O canto do tuiuiu

Por Sônia Pillon

Pensei que nunca mais voltaria para esse lugar. A mesma ponte longa de madeira, o mesmo céu, o mesmo deck à beira-mar, as mesmas garças agitadas e fugidias, com seus voos rasantes e largas asas... O mesmo mar calmo, o mesmo horizonte a perder de vista, o mesmo silêncio... Sem barco,
sem pescador, sem ninguém mais além de mim. Respirei fundo, tomada pela emoção. Era a natureza mais uma vez se mostrando preguiçosa e lânguida naquela manhã de domingo, premiada pela aparição bem-vinda do astro-rei, soberano absoluto daquela praia e de todos os seres que dele dependem. Porém, ao contrário da vez anterior, o vento não acompanhava seus raios e ainda era possível enxergar algumas poças da chuva formadas durante a chuvosa noite que antecedeu a luz do dia.

No trajeto de caminhar vagaroso que fiz do pátio da pousada até ali, ouvindo meus passos a cada estalar da madeira trabalhada, tive uma rara visão. Era o tuiuiu! Como não reconhecer as penas pretas e reluzentes do corpo, contrastando com a cabeça de vermelho tão vivo? O canto também era inconfundível.
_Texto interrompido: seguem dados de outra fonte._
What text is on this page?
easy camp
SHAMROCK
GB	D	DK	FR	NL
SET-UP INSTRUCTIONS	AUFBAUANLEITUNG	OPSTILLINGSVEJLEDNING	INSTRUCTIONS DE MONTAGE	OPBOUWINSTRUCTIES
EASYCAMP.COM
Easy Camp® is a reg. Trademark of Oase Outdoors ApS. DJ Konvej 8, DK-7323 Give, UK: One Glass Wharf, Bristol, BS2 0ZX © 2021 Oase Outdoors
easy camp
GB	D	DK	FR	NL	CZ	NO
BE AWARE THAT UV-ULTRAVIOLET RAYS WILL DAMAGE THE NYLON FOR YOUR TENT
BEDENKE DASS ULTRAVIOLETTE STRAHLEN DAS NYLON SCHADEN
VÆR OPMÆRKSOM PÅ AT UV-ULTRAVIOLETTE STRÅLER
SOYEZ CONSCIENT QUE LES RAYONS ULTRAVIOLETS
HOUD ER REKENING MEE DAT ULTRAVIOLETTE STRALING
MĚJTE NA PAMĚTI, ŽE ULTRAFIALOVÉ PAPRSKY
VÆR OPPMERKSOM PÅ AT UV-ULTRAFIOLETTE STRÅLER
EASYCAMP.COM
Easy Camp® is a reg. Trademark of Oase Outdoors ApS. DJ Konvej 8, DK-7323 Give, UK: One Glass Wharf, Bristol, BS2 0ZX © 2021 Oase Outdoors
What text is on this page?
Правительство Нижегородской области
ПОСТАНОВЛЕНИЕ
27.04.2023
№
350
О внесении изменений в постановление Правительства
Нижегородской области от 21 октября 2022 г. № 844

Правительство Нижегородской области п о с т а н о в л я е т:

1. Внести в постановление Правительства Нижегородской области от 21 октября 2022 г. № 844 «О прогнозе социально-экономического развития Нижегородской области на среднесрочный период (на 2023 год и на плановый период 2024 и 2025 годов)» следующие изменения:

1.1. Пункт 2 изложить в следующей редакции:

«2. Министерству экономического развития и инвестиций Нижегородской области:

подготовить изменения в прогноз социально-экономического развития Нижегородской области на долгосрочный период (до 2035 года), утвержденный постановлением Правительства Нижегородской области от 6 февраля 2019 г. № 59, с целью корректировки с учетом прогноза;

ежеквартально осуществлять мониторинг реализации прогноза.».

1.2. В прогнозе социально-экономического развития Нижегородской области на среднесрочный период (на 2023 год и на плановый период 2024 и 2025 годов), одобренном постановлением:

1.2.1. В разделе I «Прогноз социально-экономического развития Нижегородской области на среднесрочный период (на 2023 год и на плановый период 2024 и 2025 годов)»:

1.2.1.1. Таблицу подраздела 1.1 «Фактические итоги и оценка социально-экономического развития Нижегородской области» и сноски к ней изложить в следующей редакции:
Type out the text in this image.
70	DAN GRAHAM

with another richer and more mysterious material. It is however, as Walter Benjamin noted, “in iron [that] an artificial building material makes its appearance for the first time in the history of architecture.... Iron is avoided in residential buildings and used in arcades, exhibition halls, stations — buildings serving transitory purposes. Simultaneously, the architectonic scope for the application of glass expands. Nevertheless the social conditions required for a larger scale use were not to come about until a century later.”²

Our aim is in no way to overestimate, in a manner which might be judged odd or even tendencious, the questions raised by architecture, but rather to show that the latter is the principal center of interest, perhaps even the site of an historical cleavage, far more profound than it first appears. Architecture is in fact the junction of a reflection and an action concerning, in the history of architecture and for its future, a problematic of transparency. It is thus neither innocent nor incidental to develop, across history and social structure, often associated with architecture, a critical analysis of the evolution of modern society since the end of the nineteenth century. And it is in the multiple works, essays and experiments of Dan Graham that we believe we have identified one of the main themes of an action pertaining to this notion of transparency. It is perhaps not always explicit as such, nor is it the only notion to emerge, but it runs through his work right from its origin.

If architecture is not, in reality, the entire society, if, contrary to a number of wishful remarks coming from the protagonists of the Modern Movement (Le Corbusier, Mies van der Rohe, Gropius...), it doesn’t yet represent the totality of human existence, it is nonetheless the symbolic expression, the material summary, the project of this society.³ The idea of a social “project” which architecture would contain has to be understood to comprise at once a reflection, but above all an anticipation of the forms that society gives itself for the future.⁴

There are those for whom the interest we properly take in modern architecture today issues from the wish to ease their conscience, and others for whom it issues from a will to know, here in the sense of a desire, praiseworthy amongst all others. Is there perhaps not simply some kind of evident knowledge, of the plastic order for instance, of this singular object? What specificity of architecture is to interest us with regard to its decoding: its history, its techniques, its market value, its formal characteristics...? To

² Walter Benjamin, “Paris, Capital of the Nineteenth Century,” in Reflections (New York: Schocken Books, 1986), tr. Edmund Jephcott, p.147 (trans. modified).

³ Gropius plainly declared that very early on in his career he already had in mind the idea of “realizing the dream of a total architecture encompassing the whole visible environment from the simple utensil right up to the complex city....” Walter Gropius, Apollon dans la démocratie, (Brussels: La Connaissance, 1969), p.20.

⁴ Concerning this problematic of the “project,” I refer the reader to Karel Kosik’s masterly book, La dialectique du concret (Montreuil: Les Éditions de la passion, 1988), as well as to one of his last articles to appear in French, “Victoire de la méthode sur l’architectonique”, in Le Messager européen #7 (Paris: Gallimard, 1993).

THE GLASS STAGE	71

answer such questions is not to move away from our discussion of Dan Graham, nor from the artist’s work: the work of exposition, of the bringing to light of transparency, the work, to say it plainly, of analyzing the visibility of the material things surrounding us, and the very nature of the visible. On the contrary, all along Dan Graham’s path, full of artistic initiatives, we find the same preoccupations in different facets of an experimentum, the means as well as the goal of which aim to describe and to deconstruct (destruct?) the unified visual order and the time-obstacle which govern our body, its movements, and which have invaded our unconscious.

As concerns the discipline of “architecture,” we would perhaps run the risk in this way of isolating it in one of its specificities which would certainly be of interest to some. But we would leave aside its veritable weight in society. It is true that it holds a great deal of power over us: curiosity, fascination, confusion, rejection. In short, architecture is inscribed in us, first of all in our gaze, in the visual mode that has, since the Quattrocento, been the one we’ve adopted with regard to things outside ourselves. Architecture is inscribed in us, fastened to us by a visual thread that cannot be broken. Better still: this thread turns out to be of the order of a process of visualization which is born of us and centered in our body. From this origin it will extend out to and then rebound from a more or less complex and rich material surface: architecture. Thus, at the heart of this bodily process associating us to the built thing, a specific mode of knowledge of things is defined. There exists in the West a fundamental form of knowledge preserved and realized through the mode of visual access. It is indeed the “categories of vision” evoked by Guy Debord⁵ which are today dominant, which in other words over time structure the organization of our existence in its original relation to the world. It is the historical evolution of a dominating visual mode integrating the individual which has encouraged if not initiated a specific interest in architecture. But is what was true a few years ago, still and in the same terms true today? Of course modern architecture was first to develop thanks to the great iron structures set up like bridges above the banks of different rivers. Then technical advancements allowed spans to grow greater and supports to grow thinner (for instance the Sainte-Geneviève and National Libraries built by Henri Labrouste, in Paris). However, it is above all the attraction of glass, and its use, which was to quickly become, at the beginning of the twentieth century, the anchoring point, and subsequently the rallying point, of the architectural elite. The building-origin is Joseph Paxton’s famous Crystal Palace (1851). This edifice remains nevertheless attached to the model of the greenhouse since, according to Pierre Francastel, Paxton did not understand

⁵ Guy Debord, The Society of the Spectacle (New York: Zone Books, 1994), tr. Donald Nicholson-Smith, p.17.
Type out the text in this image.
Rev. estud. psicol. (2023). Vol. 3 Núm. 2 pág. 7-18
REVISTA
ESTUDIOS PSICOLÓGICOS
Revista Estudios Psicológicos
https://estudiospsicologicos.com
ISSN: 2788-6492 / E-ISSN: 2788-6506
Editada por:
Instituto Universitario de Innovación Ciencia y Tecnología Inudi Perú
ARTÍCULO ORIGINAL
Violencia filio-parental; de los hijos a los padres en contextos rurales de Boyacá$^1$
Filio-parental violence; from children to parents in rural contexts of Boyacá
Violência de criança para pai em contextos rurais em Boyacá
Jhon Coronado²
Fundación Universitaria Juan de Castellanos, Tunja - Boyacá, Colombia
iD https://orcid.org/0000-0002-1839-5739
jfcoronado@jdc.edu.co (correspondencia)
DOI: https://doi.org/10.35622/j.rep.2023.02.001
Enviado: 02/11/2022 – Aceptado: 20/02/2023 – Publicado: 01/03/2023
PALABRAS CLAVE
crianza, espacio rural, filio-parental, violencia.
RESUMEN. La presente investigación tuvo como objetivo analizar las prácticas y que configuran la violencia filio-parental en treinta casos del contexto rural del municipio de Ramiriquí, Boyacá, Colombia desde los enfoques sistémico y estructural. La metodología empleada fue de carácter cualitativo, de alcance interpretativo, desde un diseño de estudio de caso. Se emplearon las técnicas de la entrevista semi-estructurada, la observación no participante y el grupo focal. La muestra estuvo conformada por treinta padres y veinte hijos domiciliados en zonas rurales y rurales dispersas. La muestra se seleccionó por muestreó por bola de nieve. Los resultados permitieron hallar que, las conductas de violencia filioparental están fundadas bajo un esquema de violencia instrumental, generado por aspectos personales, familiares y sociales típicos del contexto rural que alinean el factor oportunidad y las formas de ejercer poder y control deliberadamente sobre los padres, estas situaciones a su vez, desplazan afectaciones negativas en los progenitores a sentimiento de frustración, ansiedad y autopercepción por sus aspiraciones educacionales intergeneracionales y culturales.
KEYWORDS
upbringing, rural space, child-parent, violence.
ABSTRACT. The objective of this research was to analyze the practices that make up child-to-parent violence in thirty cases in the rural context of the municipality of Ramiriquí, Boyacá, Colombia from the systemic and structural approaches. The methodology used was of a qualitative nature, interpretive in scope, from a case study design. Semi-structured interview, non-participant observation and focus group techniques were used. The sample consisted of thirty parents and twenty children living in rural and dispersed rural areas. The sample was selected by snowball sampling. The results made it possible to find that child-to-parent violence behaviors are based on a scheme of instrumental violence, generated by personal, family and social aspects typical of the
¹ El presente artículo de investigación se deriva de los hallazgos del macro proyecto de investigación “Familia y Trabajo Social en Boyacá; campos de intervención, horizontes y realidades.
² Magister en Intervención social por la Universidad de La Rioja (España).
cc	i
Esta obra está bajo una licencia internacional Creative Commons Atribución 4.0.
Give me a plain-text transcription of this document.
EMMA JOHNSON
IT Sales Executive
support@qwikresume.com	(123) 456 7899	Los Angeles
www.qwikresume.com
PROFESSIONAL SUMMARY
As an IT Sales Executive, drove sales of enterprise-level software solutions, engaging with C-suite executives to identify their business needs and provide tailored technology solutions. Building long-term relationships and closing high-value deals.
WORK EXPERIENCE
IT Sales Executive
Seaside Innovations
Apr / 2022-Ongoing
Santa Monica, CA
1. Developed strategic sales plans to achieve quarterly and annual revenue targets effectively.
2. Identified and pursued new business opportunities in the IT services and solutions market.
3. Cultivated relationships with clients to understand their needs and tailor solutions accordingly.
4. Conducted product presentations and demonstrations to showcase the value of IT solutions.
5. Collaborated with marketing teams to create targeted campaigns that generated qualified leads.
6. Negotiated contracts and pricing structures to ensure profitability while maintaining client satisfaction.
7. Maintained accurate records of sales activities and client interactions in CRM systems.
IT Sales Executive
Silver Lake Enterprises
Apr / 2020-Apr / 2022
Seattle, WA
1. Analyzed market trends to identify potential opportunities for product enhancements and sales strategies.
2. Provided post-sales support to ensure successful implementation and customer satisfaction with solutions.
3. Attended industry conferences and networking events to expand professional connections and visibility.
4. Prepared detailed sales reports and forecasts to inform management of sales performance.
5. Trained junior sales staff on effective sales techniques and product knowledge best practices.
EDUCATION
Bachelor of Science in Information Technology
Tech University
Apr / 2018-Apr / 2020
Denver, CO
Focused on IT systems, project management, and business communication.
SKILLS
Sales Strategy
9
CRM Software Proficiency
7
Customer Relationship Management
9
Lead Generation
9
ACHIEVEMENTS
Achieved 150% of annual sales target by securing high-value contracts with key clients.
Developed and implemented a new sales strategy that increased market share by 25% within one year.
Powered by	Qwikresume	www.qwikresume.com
Então, aproximei meu olhar lentamente, evitando gestos bruscos, e fiquei admirando e agradecendo ao universo por estar ali. Já haviam me dito que o tuiuiu era ave pouco vista naquele balneário, possivelmente por medo de predadores e de olhares curiosos, como o meu... Ele estava se equilibrando com os pés no topo da seca vegetação aquática, como um equilibrista. Ficou assim por uns trinta segundos mais ou menos, virando a cabeça
vermelha para um lado e para o outro, enquanto cantava. Era um canto nervoso, com olhar atento. Aquela ave parecia ainda decidir o que fazer, para onde ir. E eu ali, admirando aquelas penas bicolores, imóvel, sem coragem de acionar o celular para eternizar aquela imagem. Temia que ele,
incomodado, voasse correndo dali. Estiquei o tempo, aproveitei o momento.

Finalmente, o tuiuiu tomou a decisão, abriu as asas e saiu cantando na direção oposta dos meus passos. Segui trilhando a ponte até o deck. O horizonte continuava ali, sem as preocupações humanas, tão estranhas àquele mundo de águas calmas. Permaneci alguns minutos, tentando acalmar os pensamentos agitados naquele lugar calmo. Depois olhei a hora no celular. Era a hora de voltar. Mundo real esperava do outro lado da comprida ponte de madeira. Me enchi de coragem e voltei.